WASHINGTON — President Barack Obama's reelection campaign on Monday charged that top Republican White House hopefuls Mitt Romney and Newt Gingrich had alienated Latino voters with "extreme rhetoric" on immigration.

In a memo sent to journalists, the campaign said Romney and Gingrich "may very well have already sealed the political fate of their party with the Hispanic electorate -- the fastest growing voting bloc in the country."

"Their extreme rhetoric on immigration during the televised debates has rejected our history as a nation of immigrants and alienated millions of Hispanic voters nationally," said "Obama for America" pollster Sergio Bendixen and Director of Hispanic Press Gabriela Demonzain.

The Democratic assault on Romney and Gingrich came one day before Florida's nominating primary, a key battle in the war for the Republican nomination to take on Obama in the November elections.

Roughly 22.5 percent of the population in Florida, a critical battleground, is of Hispanic origin, as is 16.3 percent for the United States as a whole, and Obama enjoys a robust lead over his potential rivals nationwide among the group.

He would beat Romney 67-25 percent and Gingrich 70-22 percent in a hypothetical match-up today among Hispanics, according to a public opinion poll by Univision/Latino Decisions.

The survey, which had an error margin of plus or minus 4.4 percentage points, found a closer fight in Florida, where Obama would beat Romney 50-40 percent and best Gingrich 52-38 percent.

Romney, who is expected to beat Gingrich and all but seal up the nomination in Florida, has come out against a legislative proposal called the "DREAM Act" that would offer a pathway to US citizenship for some undocumented immigrants brought to the United States as children.

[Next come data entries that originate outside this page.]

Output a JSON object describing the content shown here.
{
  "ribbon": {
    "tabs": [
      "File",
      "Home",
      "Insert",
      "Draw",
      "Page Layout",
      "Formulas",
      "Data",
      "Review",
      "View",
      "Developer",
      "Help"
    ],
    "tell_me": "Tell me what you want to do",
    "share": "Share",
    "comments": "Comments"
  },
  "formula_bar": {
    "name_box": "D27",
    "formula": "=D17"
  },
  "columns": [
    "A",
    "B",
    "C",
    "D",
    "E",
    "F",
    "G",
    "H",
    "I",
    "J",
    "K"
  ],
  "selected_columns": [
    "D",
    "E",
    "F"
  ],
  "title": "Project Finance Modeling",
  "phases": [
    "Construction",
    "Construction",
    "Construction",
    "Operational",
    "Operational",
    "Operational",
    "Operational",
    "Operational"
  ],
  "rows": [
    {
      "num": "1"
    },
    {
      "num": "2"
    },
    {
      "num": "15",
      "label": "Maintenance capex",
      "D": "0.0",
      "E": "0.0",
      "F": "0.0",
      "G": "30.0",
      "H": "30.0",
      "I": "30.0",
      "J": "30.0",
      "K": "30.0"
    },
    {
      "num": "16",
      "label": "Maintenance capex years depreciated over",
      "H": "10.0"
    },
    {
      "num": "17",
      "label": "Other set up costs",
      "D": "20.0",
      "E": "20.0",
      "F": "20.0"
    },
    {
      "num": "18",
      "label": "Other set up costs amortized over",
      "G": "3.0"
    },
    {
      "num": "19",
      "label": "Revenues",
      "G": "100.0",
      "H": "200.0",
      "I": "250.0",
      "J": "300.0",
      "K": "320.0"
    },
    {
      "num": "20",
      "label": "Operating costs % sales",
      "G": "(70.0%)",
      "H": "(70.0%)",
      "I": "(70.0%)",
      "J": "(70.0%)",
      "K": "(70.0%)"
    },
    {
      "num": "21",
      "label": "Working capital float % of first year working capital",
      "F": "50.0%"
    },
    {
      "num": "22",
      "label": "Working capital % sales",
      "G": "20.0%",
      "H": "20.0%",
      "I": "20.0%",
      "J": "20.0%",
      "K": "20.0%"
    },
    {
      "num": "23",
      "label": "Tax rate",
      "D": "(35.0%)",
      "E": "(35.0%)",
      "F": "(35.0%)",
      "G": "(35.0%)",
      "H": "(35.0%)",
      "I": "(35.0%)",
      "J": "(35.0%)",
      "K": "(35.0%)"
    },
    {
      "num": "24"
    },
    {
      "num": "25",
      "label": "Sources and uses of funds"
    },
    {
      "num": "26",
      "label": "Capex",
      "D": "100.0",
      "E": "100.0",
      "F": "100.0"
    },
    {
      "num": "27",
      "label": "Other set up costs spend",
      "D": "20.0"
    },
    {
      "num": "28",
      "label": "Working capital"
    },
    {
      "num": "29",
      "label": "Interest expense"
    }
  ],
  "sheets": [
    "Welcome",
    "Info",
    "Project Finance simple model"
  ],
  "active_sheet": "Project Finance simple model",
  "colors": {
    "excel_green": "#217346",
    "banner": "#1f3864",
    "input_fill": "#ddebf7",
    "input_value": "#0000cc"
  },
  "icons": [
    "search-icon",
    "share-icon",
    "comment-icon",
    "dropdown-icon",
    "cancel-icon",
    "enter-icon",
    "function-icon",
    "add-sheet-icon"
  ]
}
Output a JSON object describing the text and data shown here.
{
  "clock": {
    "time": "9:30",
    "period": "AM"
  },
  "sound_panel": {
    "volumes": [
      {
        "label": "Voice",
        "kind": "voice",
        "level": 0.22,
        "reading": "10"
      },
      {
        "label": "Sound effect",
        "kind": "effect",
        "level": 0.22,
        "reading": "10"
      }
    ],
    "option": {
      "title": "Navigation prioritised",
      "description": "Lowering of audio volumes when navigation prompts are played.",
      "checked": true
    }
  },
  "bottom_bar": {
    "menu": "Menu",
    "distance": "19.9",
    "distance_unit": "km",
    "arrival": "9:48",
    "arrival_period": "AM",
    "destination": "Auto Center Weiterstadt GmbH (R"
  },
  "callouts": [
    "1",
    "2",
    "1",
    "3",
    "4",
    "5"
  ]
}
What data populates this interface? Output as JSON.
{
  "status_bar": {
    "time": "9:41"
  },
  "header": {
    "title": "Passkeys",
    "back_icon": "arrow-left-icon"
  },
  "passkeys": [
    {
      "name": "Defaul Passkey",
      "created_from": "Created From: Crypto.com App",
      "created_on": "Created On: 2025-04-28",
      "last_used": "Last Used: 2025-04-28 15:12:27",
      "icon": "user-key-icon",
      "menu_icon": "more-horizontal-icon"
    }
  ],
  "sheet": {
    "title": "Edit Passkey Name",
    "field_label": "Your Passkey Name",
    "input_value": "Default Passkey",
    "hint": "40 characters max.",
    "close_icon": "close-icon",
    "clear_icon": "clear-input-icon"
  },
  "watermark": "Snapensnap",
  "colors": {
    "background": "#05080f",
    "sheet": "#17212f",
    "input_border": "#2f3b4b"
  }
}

"Many Hispanics see Romney's strong opposition to the DREAM Act and to any type of comprehensive immigration reform as more of a demagogic appeal to Tea Party voters than an attempt to formulate a responsible policy," said the memo.

With the sour US economy weighing on his reelection bid, Obama has taken pains to shore up his support with key Democratic constituencies, including Hispanic voters who could make the difference in a handful of critical states.